Sir Walter Stewart now left his people to carry the body at their own leisure, and shot away ahead of them, at a pace so furious, as to correspond with the violence of those various stormy feelings which then agitated him. On reaching Drummin, he hurried directly to his lady’s chamber, where he found her putting the last finish to her travelling dress.

“Madam!” said he to her bower-woman, in a voice which sufficiently betrayed the disturbed state of his mind; “my lady will dispense with thine attendance for a brief space—we would be private.”

“What strange conduct is this, Sir Walter?” demanded the lady after her attendant was gone, whilst her voice and manner might have led any one to believe, that she too was not altogether well at ease. “Why shouldst thou have thus sent Jane so rudely forth, when she hath yet so much to pack and to prepare?”

“Because I would fain have some private converse with thee, lady,” said the Knight solemnly.—“Dost thou usually send forth thy page Tomkins on errands of charity so very early as several hours before sunrise?”

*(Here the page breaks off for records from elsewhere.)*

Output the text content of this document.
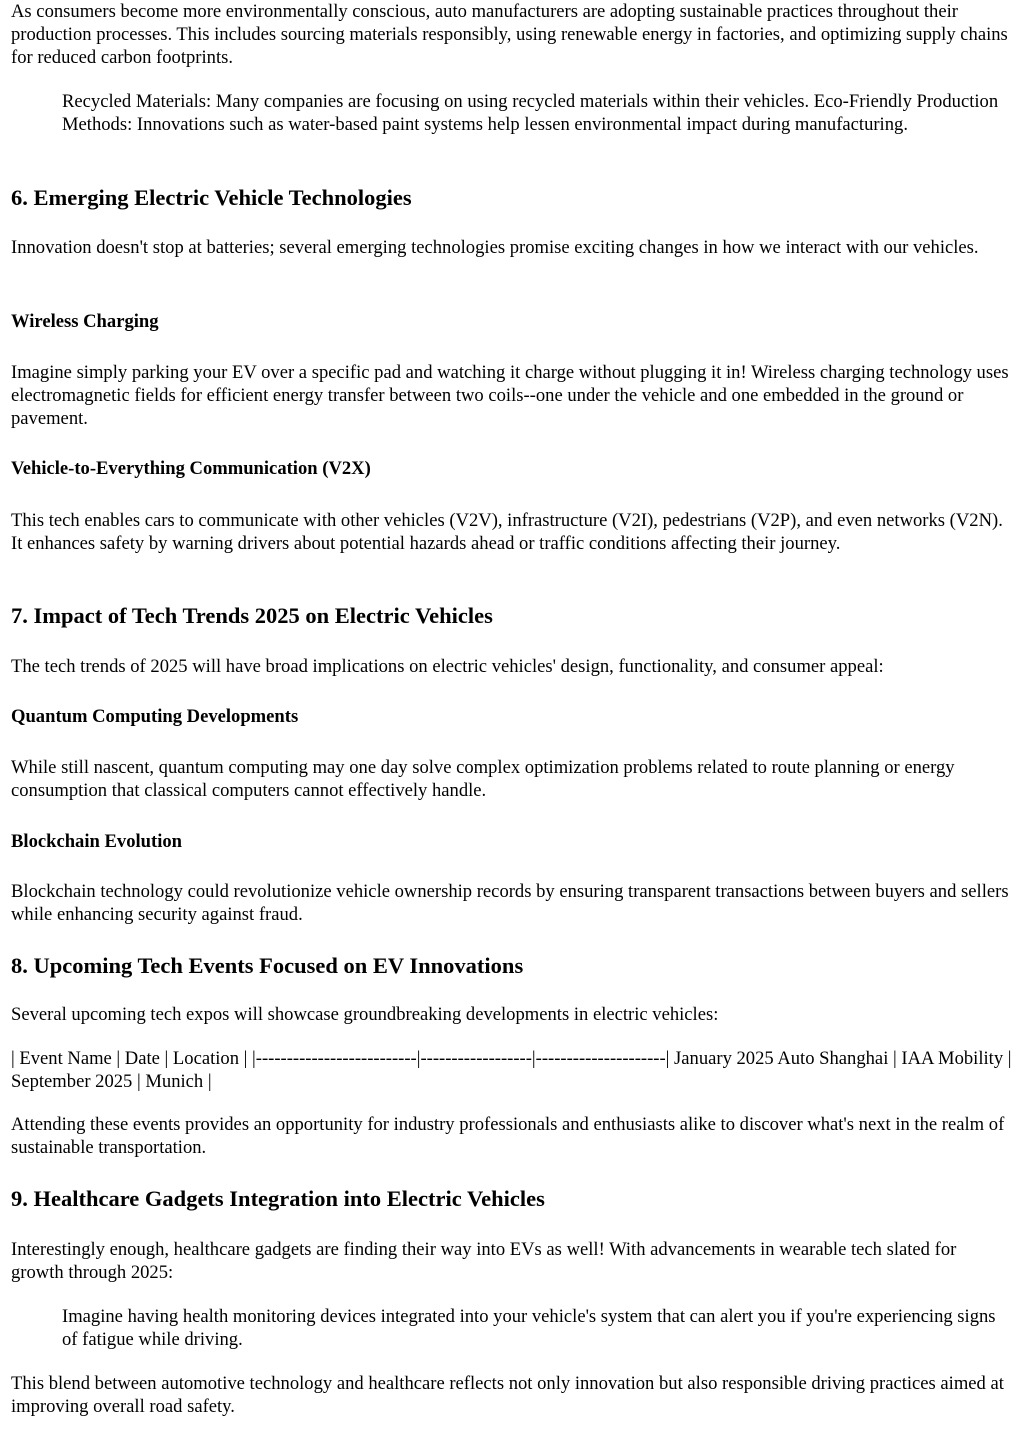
As consumers become more environmentally conscious, auto manufacturers are adopting sustainable practices throughout their production processes. This includes sourcing materials responsibly, using renewable energy in factories, and optimizing supply chains for reduced carbon footprints.

Recycled Materials: Many companies are focusing on using recycled materials within their vehicles. Eco-Friendly Production Methods: Innovations such as water-based paint systems help lessen environmental impact during manufacturing.
6. Emerging Electric Vehicle Technologies

Innovation doesn't stop at batteries; several emerging technologies promise exciting changes in how we interact with our vehicles.

Wireless Charging

Imagine simply parking your EV over a specific pad and watching it charge without plugging it in! Wireless charging technology uses electromagnetic fields for efficient energy transfer between two coils--one under the vehicle and one embedded in the ground or pavement.

Vehicle-to-Everything Communication (V2X)

This tech enables cars to communicate with other vehicles (V2V), infrastructure (V2I), pedestrians (V2P), and even networks (V2N). It enhances safety by warning drivers about potential hazards ahead or traffic conditions affecting their journey.

7. Impact of Tech Trends 2025 on Electric Vehicles

The tech trends of 2025 will have broad implications on electric vehicles' design, functionality, and consumer appeal:

Quantum Computing Developments

While still nascent, quantum computing may one day solve complex optimization problems related to route planning or energy consumption that classical computers cannot effectively handle.

Blockchain Evolution

Blockchain technology could revolutionize vehicle ownership records by ensuring transparent transactions between buyers and sellers while enhancing security against fraud.

8. Upcoming Tech Events Focused on EV Innovations

Several upcoming tech expos will showcase groundbreaking developments in electric vehicles:

| Event Name | Date | Location | |--------------------------|------------------|---------------------| January 2025 Auto Shanghai | IAA Mobility | September 2025 | Munich |

Attending these events provides an opportunity for industry professionals and enthusiasts alike to discover what's next in the realm of sustainable transportation.

9. Healthcare Gadgets Integration into Electric Vehicles

Interestingly enough, healthcare gadgets are finding their way into EVs as well! With advancements in wearable tech slated for growth through 2025:

Imagine having health monitoring devices integrated into your vehicle's system that can alert you if you're experiencing signs of fatigue while driving.

This blend between automotive technology and healthcare reflects not only innovation but also responsible driving practices aimed at improving overall road safety.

“No!—No!” replied the lady in a voice of hesitation. “Such are not indeed,—no, they are not his usual hours to be sent on such errands; but—but—the boy had some distance to go. And then—and—and—and then he hath so much to do ere we depart, that—that—But I wonder much that he is not returning by this time!”

“He is returning now!” said Sir Walter, looking hard and somewhat sternly at her.—“But canst thou tell me what he did with a tinder-box, flint, and steel, and matches, concealed in his bosom?”

“Flint—flint—flint and steel saidst thou?” cried the lady, considerably agitated. “How can I say aught about it? Boys are ever full of tricks, and so, I doubt not, is Tomkins. But what hath he told thee himself? Didst thou not question him?”